TDAG: A Multi-Agent Framework based on Dynamic Task Decomposition and Agent Generation

Paper · arXiv 2402.10178 · Published February 15, 2024
Task Planning

The emergence of Large Language Models (LLMs) like ChatGPT has inspired the development of LLM-based agents capable of addressing complex, real-world tasks. However, these agents often struggle during task execution due to methodological constraints, such as error propagation and limited adaptability. To address this issue, we propose a multi-agent framework based on dynamic Task Decomposition and Agent Generation (TDAG). This framework dynamically decomposes complex tasks into smaller subtasks and assigns each to a specifically generated subagent, thereby enhancing adaptability in diverse and unpredictable real-world tasks. Simultaneously, existing benchmarks often lack the granularity needed to evaluate incremental progress in complex, multi-step tasks. In response, we introduce ItineraryBench in the context of travel planning, featuring interconnected, progressively complex tasks with a fine-grained evaluation system. ItineraryBench is designed to assess agents’ abilities in memory, planning, and tool usage across tasks of varying complexity. Our experimental results reveal that TDAG significantly outperforms established baselines, showcasing its superior adaptability and context awareness in complex task scenarios.

Introduction. The emergence of Large Language Models (LLMs) (Zhang et al., 2022; OpenAI, 2023), such as ChatGPT, represents a noteworthy milestone in artificial intelligence, laying the groundwork for the creation of LLM-based agents (Significant- Gravitas, 2023; Nakajima, 2023) with the capacity to automate tasks on behalf of humans. Despite advancements, LLM-based agents face substantial challenges in real-world tasks that de- mand complex planning, multi-stage reasoning, and tool utilization (Crispino et al., 2023; Qin et al., 2023). For instance, in a recent agent benchmark (Mialon et al., 2023), even GPT4 falls short with a success rate of 14%, while humans effortlessly exceed 92%. Empowering agents to effectively address real-world tasks is challenging, arising from difficulties in both methodological and benchmark perspectives. From a methodological perspective, existing approaches (Sun et al., 2023; Prasad et al., 2023; Wang et al., 2023b) aim to break down a complex request into a sequence of subtasks to reduce complexity and address the challenge of excessively long input.
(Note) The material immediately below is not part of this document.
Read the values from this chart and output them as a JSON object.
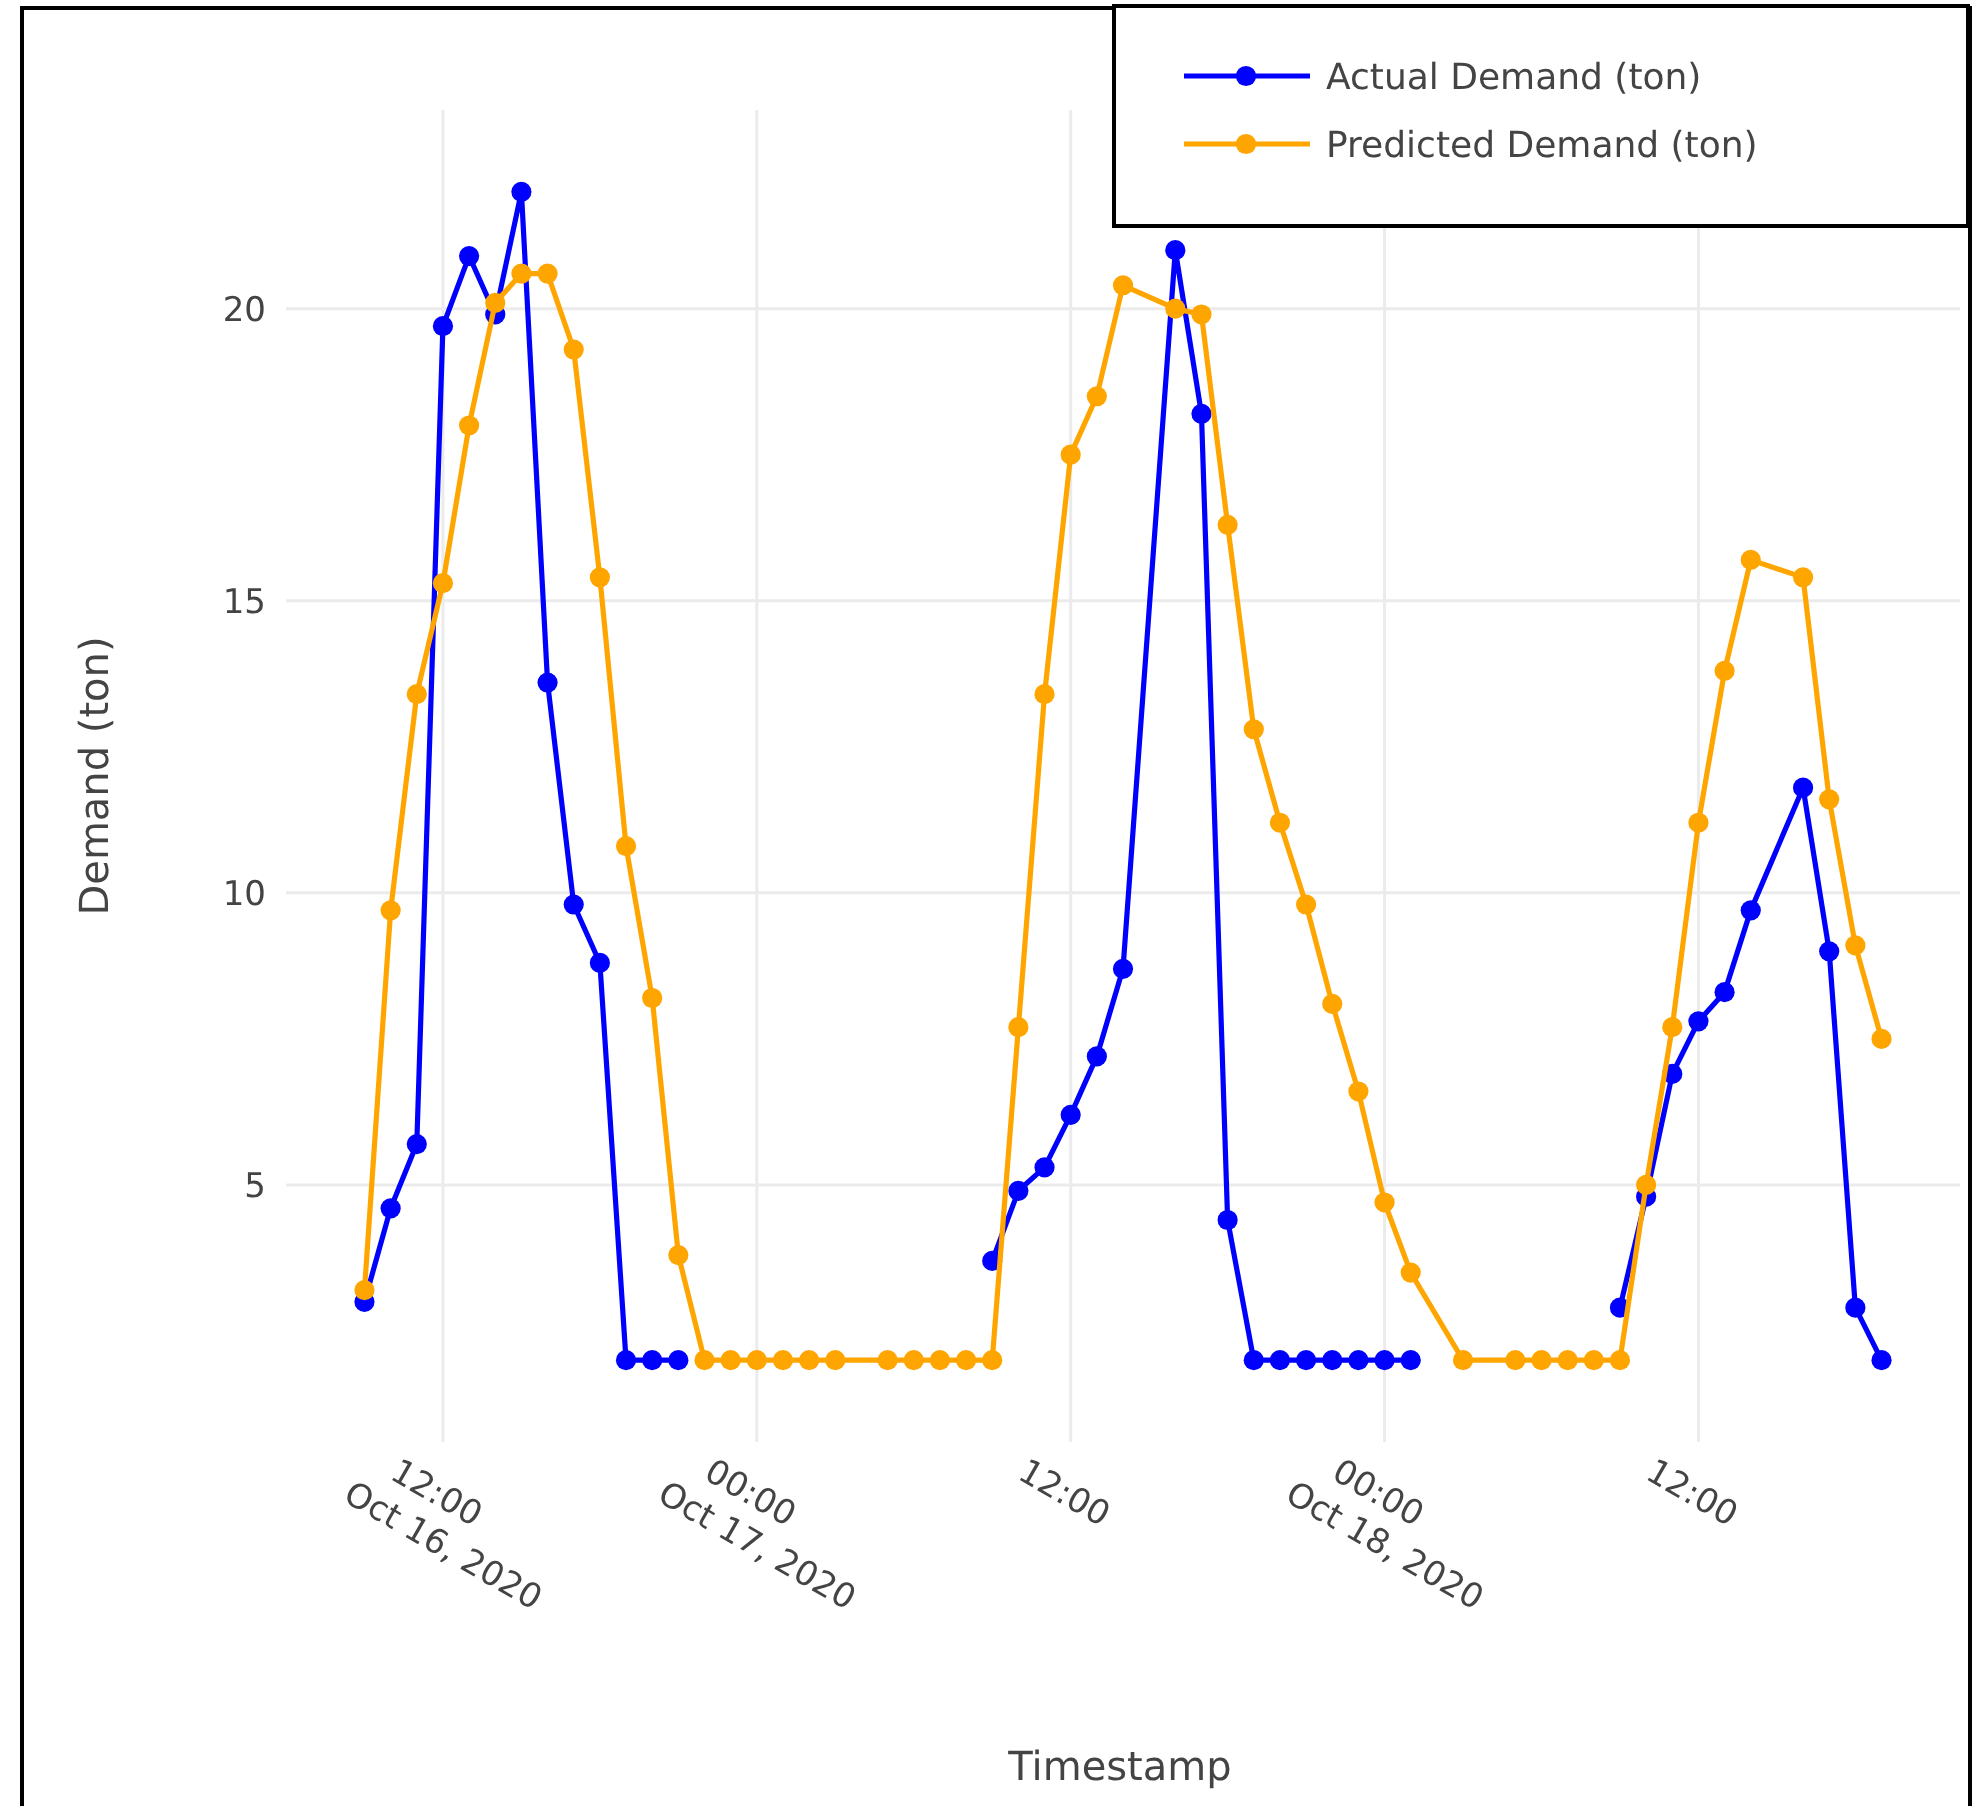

Discussion / Conclusion. In this paper, we first present ItineraryBench, a benchmark for evaluating LLM-based agents in complex, real-world tasks, particularly in travel planning. It stands out with its interconnected, progressively challenging tasks and a nuanced evaluation system that goes beyond binary scoring. This approach allows for a more precise assessment of an agent’s capabilities, especially in partial task completions. Additionally, we introduce the TDAG framework, enhancing adaptability and success in diverse tasks by dynamically decomposing complex tasks into manageable subtasks, each handled by a custom-generated subagent. Our experimental results show that TDAG significantly outperforms existing baselines across several benchmarks.